Apontou para o palco, Eloy se virou.

Havia dois bonecos de madeira. Um vestia preto, o outro, branco. Um tinha uma coroa, o outro, cabelos desajeitados. Um tinha um brinquedo, o outro, nada.

A Voz estava lá, em todo lugar.

“Uma família teve dois filhos”, narrou ela. “Gêmeos, ainda que diferentes entre si. Ambos especiais, ambos nascidos para brilhar. Ambos com olhos capazes de enxergar o que ninguém mais enxergava. Um era valente, o outro, temeroso. Chamaram o valente de Cain, por sua coragem. Chamaram o irmão de Abel, por seu temor”.

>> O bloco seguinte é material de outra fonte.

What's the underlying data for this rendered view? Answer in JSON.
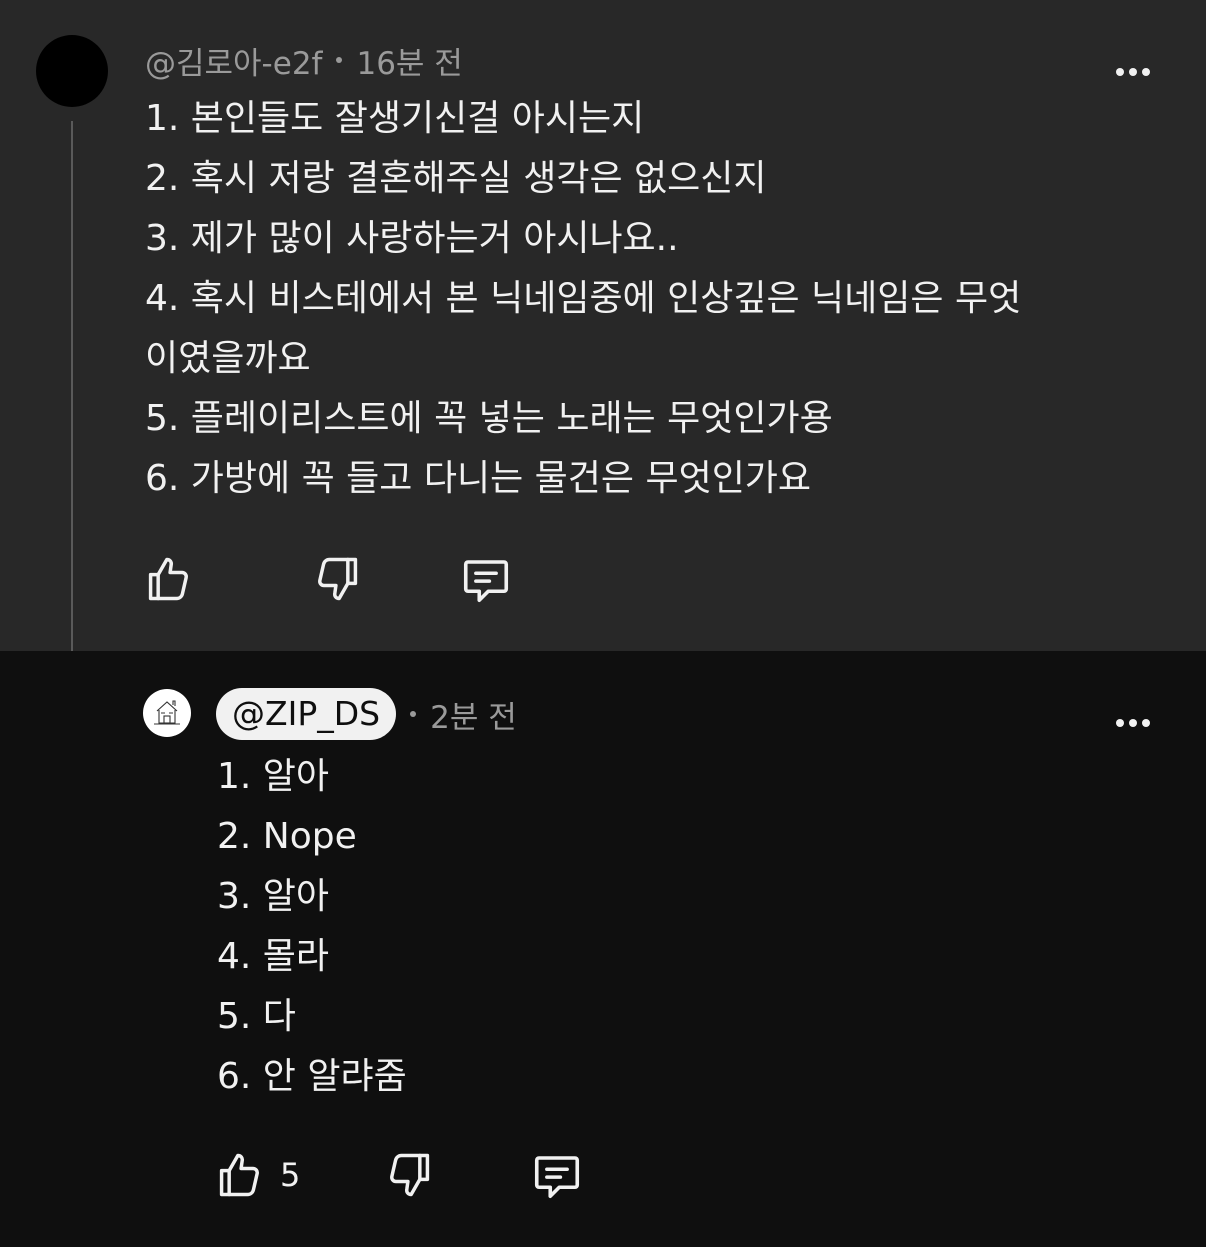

Eloy se espantou. Ao longe, Abel mostrava-se frio.

“Cain era talentoso. Falou, andou, demonstrou sua arte, tudo isso muito antes de Abel ser chamado de gente. Cain era o orgulho, Abel, a desgraça. Assim, Cain trouxe riqueza àquela família. Abel trouxe a doença”.

Os bonecos correspondiam à narração, dançando com movimentos vagarosos, sem música alguma para acompanhá-los.

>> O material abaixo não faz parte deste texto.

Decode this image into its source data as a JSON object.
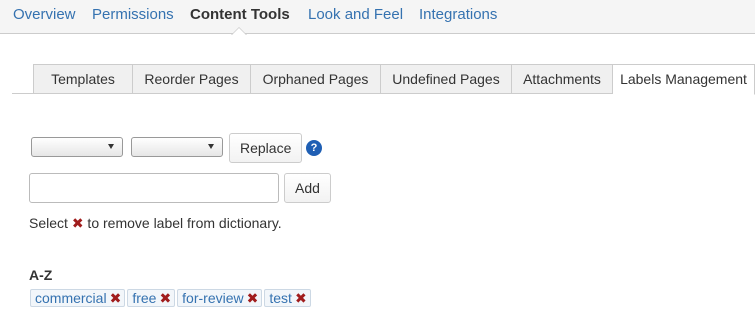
{
  "topnav": {
    "items": [
      {
        "label": "Overview"
      },
      {
        "label": "Permissions"
      },
      {
        "label": "Content Tools"
      },
      {
        "label": "Look and Feel"
      },
      {
        "label": "Integrations"
      }
    ],
    "active": "Content Tools"
  },
  "subtabs": {
    "items": [
      {
        "label": "Templates"
      },
      {
        "label": "Reorder Pages"
      },
      {
        "label": "Orphaned Pages"
      },
      {
        "label": "Undefined Pages"
      },
      {
        "label": "Attachments"
      },
      {
        "label": "Labels Management"
      }
    ],
    "active": "Labels Management"
  },
  "replace": {
    "from_value": "",
    "to_value": "",
    "button_label": "Replace",
    "help_icon": "help-icon",
    "help_glyph": "?"
  },
  "add": {
    "input_value": "",
    "button_label": "Add"
  },
  "hint": {
    "before": "Select ",
    "icon_glyph": "✖",
    "after": " to remove label from dictionary."
  },
  "labels_section": {
    "title": "A-Z",
    "remove_glyph": "✖",
    "labels": [
      {
        "name": "commercial"
      },
      {
        "name": "free"
      },
      {
        "name": "for-review"
      },
      {
        "name": "test"
      }
    ]
  },
  "colors": {
    "link": "#3572b0",
    "remove": "#a01c1c",
    "help": "#1f5fb4"
  }
}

“Cain era mágico. Abel também era, mas não sabia usar sua magia. A família se maravilhou com o filho prodígio, deu a ele tudo o que tinha. Ao outro, deram apenas o nome, e nada mais era necessário. Assim, Cain e Abel cresceram, juntos, mas separados pelo talento e pela inveja”.

“Cain não era bom, mas sabia atuar. Às vezes, errava. Jogava a culpa em Abel, e tudo estava bem. Ele era castigado, recebia as pancadas destinadas ao seu irmão, chorava trancado em seu quarto. Cain recebia abraços, gratificações. Cain era tudo. Abel, nada”.

“Isso está diferente da Bíblia”, disse Eloy, horrorizado com aquela história, que tanto lhe era familiar.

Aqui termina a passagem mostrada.